Since you have already picked up this book, you probably don't need me to convince you why machine learning is important. However, you may still have doubts about why to use scikit-learn in particular. You may encounter names such as TensorFlow, PyTorch, and Spark more often during your daily news consumption than scikit-learn. So, let me convince you of my preference for the latter.
It plays well with the Python data ecosystem
scikit-learn is a Python toolkit built on top of NumPy, SciPy, and Matplotlib. These choices mean that it fits well into your daily data pipeline. As a data scientist, Python is most likely your language of choice since it is good for both offline analysis and real-time implementations. You will also be using tools such as pandas to load data from your database, which allows you to perform a vast amount of transformation to your data. Since both pandas and scikit-learn are built on top of NumPy, they play very well with each other. Matplotlib is the de facto data visualization tool for Python, which means you can use its sophisticated data visualization capabilities to explore your data and unravel your model's ins and outs.
Since it is an open source tool that is heavily used in the community, it is very common to see other data tools use an almost identical interface to scikit-learn. Many of these tools are built on top of the same scientific Python libraries, and they are collectively known as SciKits (short for SciPyToolkits)—hence, the scikit prefix in scikit-learn. For example, scikit-image is a library for image processing, while categorical-encoding and imbalanced-learn are separate libraries for data preprocessing that are built as add-ons to scikit-learn.
We are going to use some of these tools in this book, and you will notice how easy it is to integrate these different tools into your workflow when using scikit-learn.

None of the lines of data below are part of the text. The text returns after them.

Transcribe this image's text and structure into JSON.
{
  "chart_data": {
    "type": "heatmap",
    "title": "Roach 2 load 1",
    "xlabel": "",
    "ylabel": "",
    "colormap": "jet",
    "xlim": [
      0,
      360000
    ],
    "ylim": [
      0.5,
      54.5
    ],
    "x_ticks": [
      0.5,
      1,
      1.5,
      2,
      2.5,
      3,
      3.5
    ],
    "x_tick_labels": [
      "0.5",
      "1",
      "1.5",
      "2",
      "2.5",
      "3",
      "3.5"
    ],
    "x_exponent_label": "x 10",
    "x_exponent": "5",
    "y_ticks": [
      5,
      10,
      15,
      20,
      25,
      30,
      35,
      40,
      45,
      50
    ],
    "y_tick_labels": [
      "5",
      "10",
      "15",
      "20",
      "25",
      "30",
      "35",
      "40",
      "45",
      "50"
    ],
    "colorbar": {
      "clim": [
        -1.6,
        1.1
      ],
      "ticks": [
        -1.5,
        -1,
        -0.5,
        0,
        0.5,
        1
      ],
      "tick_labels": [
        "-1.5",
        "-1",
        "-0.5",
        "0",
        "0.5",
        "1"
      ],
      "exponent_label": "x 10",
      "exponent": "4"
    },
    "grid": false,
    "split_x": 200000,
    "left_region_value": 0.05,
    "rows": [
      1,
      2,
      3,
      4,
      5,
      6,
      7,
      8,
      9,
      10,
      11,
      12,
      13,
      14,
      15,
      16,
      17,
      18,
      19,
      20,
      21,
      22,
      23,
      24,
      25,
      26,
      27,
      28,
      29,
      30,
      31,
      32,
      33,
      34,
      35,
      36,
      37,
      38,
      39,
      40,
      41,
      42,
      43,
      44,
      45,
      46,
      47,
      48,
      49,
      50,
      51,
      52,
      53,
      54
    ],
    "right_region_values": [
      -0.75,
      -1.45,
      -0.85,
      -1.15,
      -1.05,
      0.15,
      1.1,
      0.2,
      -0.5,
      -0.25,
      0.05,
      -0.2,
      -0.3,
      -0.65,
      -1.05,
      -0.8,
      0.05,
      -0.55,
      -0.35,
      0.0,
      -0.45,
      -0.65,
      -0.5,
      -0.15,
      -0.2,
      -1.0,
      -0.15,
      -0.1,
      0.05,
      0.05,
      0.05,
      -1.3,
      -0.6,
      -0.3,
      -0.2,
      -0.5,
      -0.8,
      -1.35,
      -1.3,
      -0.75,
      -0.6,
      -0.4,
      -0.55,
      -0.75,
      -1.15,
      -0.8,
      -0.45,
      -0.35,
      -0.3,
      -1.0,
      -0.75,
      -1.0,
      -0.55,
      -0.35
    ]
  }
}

Being a key player in the Python data ecosystem is what makes scikit-learn the de facto toolset for machine learning. This is the tool that you will most likely hand your job application assignment to, as well as use for Kaggle competitions and to solve most of your professional day-to-day machine learning problems for your job.
Practical level of abstraction
scikit-learn implements a vast amount of machine learning, data processing, and model selection algorithms. These implementations are abstract enough, so you only need to apply minor changes when switching from one algorithm to another. This is a key feature since you will need to quickly iterate between different algorithms when developing a model to pick the best one for your problem. Having that said, this abstraction doesn't shield you from the algorithms' configurations. In other words, you are still in full control of your hyperparameters and settings.
When not to use scikit-learn
Most likely, the reasons to not use scikit-learn will include combinations of deep learning or scale. scikit-learn's implementation of neural networks is limited. Unlike scikit-learn, TensorFlow and PyTorch allow you to use a custom architecture, and they support GPUs for a massive training scale. All of scikit-learn's implementations run in memory on a single machine. I'd say that way more than 90% of businesses are at a scale where these constraints are fine. Data scientists can still fit their data in memory in large enough machines thanks to the cloud optionsavailable. They can cleverly engineer workarounds to deal with scaling issues, but if these limitations become something that they can no longer deal with, then they will need other tools to do the trick for them.